QOS Limits
Back to Account and QOS limits under SLURM
QOS Resource Limits
CPU cores, Memory (RAM), GPU accelerators, software licenses, etc. are referred to as Trackable Resources (TRES) by the scheduler. The TRES available in a given QOS are determined by the group's investments and the QOS configuration.
View a trackable resource limits for a QOS:
$ showQos <specified_qos>
Example: $ showQos borum
output:
Name Descr GrpTRES GrpCPUs -------------------- ------------------------------ --------------------------------------------- -------- borum borum qos cpu=9,gres/gpu=0,mem=32400M 9
We can see that the borum
investment QOS has a pool of 9 CPU cores, 32GB of RAM, and no GPUs. This pool of resources is shared among all members of the borum
group.
Similarly, the borum-b>
burst QOS resource limits shown by $ showQos borum-b
are:
Name Descr GrpTRES GrpCPUs -------------------- ------------------------------ --------------------------------------------- -------- borum-b borum burst qos cpu=81,gres/gpu=0,mem=291600M 81
There are additional base priority and run time limits associated with QOSes. To display them run
$ sacctmgr show qos format="name%-20,Description%-30,priority,maxwall" <specified_qos>
Example: $ sacctmgr show qos format="name%-20,Description%-30,priority,maxwall" borum borum-b
output:
Name Descr Priority MaxWall -------------------- ------------------------------ ---------- ----------- borum borum qos 36000 31-00:00:00 borum-b borum burst qos 900 4-00:00:00
The investment and burst QOS jobs are limited to 31 and 4 day run times, respectively. Additionally, the base priority of a burst QOS job is 1/40th that of an investment QOS job. It is important to remember that the base priority is only one component of the jobs overall priority and that the priority will change over time as the job waits in the queue.
The burst QOS cpu and memory limits are nine times (9x) those of the investment QOS up to a certain limit and are intended to allow groups to take advantage of unused resources short periods of time by borrowing resources from other groups.
QOS Time Limits
- Jobs with longer time limits are more difficult to schedule.
- Long time limits make system maintenance harder.

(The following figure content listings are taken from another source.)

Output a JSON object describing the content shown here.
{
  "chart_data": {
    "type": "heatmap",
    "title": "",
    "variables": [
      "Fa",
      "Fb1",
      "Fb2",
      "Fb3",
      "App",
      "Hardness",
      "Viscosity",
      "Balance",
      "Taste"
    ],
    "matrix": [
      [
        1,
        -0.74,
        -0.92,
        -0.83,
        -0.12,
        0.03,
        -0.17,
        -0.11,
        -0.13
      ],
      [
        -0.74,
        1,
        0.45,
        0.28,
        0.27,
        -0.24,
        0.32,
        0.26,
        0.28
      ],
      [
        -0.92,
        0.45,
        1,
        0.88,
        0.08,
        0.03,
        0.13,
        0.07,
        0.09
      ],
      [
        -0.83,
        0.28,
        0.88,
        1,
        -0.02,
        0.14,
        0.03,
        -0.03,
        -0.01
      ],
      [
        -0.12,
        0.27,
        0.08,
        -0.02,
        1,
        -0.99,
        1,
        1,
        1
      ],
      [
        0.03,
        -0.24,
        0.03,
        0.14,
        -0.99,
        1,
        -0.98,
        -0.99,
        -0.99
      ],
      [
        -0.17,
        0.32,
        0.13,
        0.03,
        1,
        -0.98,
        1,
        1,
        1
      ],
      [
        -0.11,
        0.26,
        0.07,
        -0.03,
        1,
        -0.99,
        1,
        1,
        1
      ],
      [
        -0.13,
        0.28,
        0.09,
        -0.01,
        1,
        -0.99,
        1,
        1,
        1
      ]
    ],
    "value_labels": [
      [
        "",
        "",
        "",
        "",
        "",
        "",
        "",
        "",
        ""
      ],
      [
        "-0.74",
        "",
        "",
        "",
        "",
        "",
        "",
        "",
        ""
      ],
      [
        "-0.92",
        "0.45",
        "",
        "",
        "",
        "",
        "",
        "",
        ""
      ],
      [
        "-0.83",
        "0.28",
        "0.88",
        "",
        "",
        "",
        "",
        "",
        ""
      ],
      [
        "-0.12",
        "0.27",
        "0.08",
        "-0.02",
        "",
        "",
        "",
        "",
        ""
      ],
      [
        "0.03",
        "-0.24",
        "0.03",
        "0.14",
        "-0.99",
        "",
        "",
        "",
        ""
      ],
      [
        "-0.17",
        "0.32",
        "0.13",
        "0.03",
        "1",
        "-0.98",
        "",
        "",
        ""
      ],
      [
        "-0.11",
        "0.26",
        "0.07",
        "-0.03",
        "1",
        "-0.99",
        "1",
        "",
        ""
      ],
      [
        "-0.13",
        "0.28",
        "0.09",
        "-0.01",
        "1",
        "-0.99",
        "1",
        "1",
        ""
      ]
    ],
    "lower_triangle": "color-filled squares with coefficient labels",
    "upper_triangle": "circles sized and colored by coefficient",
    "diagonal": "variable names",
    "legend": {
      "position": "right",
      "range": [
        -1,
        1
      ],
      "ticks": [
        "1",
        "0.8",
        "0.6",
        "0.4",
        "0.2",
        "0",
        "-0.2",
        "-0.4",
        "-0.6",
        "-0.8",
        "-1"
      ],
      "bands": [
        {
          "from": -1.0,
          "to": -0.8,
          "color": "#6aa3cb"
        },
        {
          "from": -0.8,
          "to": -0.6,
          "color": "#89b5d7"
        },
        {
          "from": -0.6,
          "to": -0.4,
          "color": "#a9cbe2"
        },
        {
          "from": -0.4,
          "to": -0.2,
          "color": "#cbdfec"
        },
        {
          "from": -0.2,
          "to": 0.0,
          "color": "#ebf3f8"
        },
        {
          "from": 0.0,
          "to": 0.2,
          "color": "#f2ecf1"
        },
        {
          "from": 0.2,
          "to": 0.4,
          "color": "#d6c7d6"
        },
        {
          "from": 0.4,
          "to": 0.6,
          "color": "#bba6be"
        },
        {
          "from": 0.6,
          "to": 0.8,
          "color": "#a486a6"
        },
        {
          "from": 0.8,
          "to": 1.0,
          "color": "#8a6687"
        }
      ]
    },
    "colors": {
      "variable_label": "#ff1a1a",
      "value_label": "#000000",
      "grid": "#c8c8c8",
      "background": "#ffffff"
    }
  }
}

We have to perform maintenance on the systems (OS updates, security patches, etc.). If the allowable time limits were longer, it could make important maintenance tasks virtually impossible. Of particular importance is the ability to install security updates on the systems quickly and efficiently. If we cannot install them because user jobs are running for months at a time, we have to choose to either kill the user jobs or risk security issues on the system, which could affect all users.
- The longer a job runs, the more likely it is to end prematurely due to random hardware failure.
Thus, if the application allows saving and resuming the analysis it is recommended that instead of running jobs for extremely long times, you utilize checkpointing of your jobs so that you can restart them and run shorter jobs instead.
The 31 day investment QOS time limit on HiPerGator is generous compared to other major institutions. Here are examples we were able to find.
Institution | Maximum Runtime |
---|---|
New York University | 4 days |
University of Southern California | 2 weeks for 1 node, otherwise 1 day |
PennState | 2 weeks for up to 32 cores (contributors), 4 days for up to 256 cores otherwise |
UMBC | 5 days |
TACC: Lonestar | 1 day |
Princeton: Della | 6 days |
University of Maryland | 14 days |
GPU Resource Limits
As per the Scheduler/Job Policy, there is no burst QOS for GPU jobs.